Bengough had liberal views on race relations, and painted a picture of Canada as being more open to integration than the US during the Reconstruction Era; according to David R. Spencer, his views on race were not likely widely shared in Canada at the time. While Bengough sympathized with the plight of Canada’s native peoples, he condemned the 1885 North-West Rebellion and called for the execution of Métis rebel leader Louis Riel, and celebrated Major-General Frederick Dobson Middleton’s victory at the Battle of Batoche in Saskatchewan with a poem. His racial caricatures could, according to Carman Cumming, lead a modern reader to see him as “a racist chauvinist bigot”.They distort facial features and behavior in ways typical of cartoons of the era and employ such derogatory terms as “coon” for blacks and “sheeny” for Jews. Bengough called for restrictions on Chinese and Irish immigration and his work shows a bias against immigrants who did not conform to Anglo-Saxon Protestant ideals.
Legacy
As Nast had in the US, John Wilson Bengough succeeded in establishing editorial cartooning as a force in journalism in the late 19th century.
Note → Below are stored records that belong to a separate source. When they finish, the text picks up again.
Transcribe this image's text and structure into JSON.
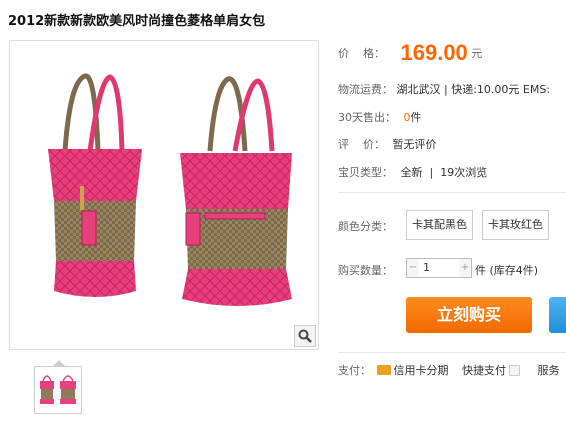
{
  "title": "2012新款新款欧美风时尚撞色菱格单肩女包",
  "price": {
    "label": "价    格：",
    "value": "169.00",
    "unit": "元"
  },
  "shipping": {
    "label": "物流运费：",
    "value": "湖北武汉 | 快递:10.00元 EMS:"
  },
  "sold": {
    "label": "30天售出：",
    "value": "0",
    "unit": "件"
  },
  "rating": {
    "label": "评    价：",
    "value": "暂无评价"
  },
  "item_type": {
    "label": "宝贝类型：",
    "value": "全新  |  19次浏览"
  },
  "color": {
    "label": "颜色分类：",
    "options": [
      "卡其配黑色",
      "卡其玫红色"
    ]
  },
  "quantity": {
    "label": "购买数量：",
    "value": "1",
    "stock": "件 (库存4件)"
  },
  "buy_button": "立刻购买",
  "payment": {
    "label": "支付：",
    "credit": "信用卡分期",
    "quick": "快捷支付",
    "service": "服务"
  },
  "colors": {
    "accent": "#ff6600",
    "button": "#f26a00",
    "bag_pink": "#e63a78",
    "bag_khaki": "#8f7a5a"
  }
}
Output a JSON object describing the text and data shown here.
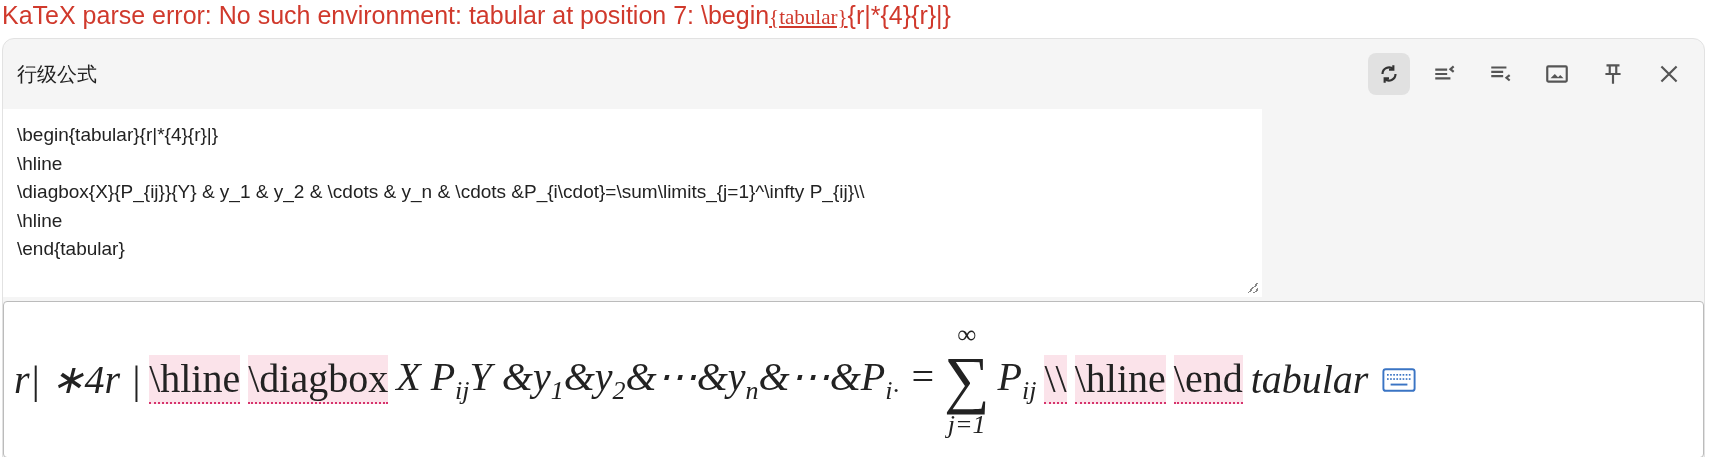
{
  "error": {
    "prefix": "KaTeX parse error: No such environment: tabular at position 7: \\begin",
    "highlight": "{tabular}",
    "suffix": "{r|*{4}{r}|}"
  },
  "panel": {
    "title": "行级公式",
    "toolbar": [
      {
        "kind": "refresh",
        "active": true
      },
      {
        "kind": "align-right",
        "active": false
      },
      {
        "kind": "align-left",
        "active": false
      },
      {
        "kind": "image",
        "active": false
      },
      {
        "kind": "pin",
        "active": false
      },
      {
        "kind": "close",
        "active": false
      }
    ],
    "source_lines": [
      "\\begin{tabular}{r|*{4}{r}|}",
      "\\hline",
      "\\diagbox{X}{P_{ij}}{Y} & y_1 & y_2 & \\cdots & y_n & \\cdots &P_{i\\cdot}=\\sum\\limits_{j=1}^\\infty P_{ij}\\\\",
      "\\hline",
      "\\end{tabular}"
    ],
    "preview": [
      {
        "kind": "math",
        "text": "r| ∗4r |"
      },
      {
        "kind": "error",
        "text": "\\hline"
      },
      {
        "kind": "error",
        "text": "\\diagbox"
      },
      {
        "kind": "math",
        "text": "X P$_{ij}$Y &y$_{1}$&y$_{2}$&⋯&y$_{n}$&⋯&P$_{i·}$ ="
      },
      {
        "kind": "sum",
        "symbol": "∑",
        "upper": "∞",
        "lower": "j=1"
      },
      {
        "kind": "math",
        "text": "P$_{ij}$"
      },
      {
        "kind": "error",
        "text": "\\\\"
      },
      {
        "kind": "error",
        "text": "\\hline"
      },
      {
        "kind": "error",
        "text": "\\end"
      },
      {
        "kind": "math",
        "text": "tabular"
      }
    ]
  }
}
The church minister and Queen’s College principal George Monro Grant called Bengough “the most honest interpreter of current events [Canada happens] to have” and declared he had “no malice in him” but had “a merry heart, and that doth good like a medicine”.The reformist English newspaper editor William Thomas Stead considered Bengough “one of the ablest cartoonists in the world”.Bengough’s artistic legacy rests chiefly on his caricatures of MacDonald.To Peter Desbarats and Terry Mosher, Bengough’s bulbous-nosed caricatures of MacDonald as “ungainly, boozy, and corrupt engraved itself on the public mind, particularly in the days before newspapers published photographs of politicians”.MacDonald nevertheless deflated much of the power his caricaturists might have had as he often made light of his own alcoholism. Bengough met the prime minister in person only once.
Published works
- 1875 – The Grip Cartoons. Rogers and Larminie.
- 1876 – The Decline and Fall of Keewatin. Grip Publishing Co.
- 1882 – Bengough’s Popular Readings: Original and Select.
- 1882 – The Grip-Sack: A Receptacle of Light Literature, Fun and Fancy.
- 1882 – Grip’s Comic Almanac for 1882. Bengough, Moore, and Bengough.
- 1886 – A Caricature History of Canadian Politics (two volumes).
- 1895 – Motley: Verse Grave and Gay. William Briggs.
- 1896 – The Up-to-date Primer. Funk & Wagnalls.
- 1897 – The Prohibition Aesop. Royal Templar Book and Publishing House.
- 1898 – The Gin Mill Primer. William Briggs.
- 1902 – In Many Keys. William Briggs.
- 1908 – On True Political Economy (The Whole Hog Book). American Free Trade League.
- 1922 – Chalk Talks. The Musson Book Co.
No copies remain of the comic opera Hecuba; or Hamlet’s Father’s Deceased Wife’s Sister, a comic opera with a score by G. Barton Brown. Publisher F. F. Siddall registered it for copyright in 1885. The opera may have been an earlier version of Puffe and Co. or Hamlet, Prince of Dry Goods, for which an updated and possibly unpublished script exists, and for which Clarence Lucas had written a score that Bengough appears to have rejected.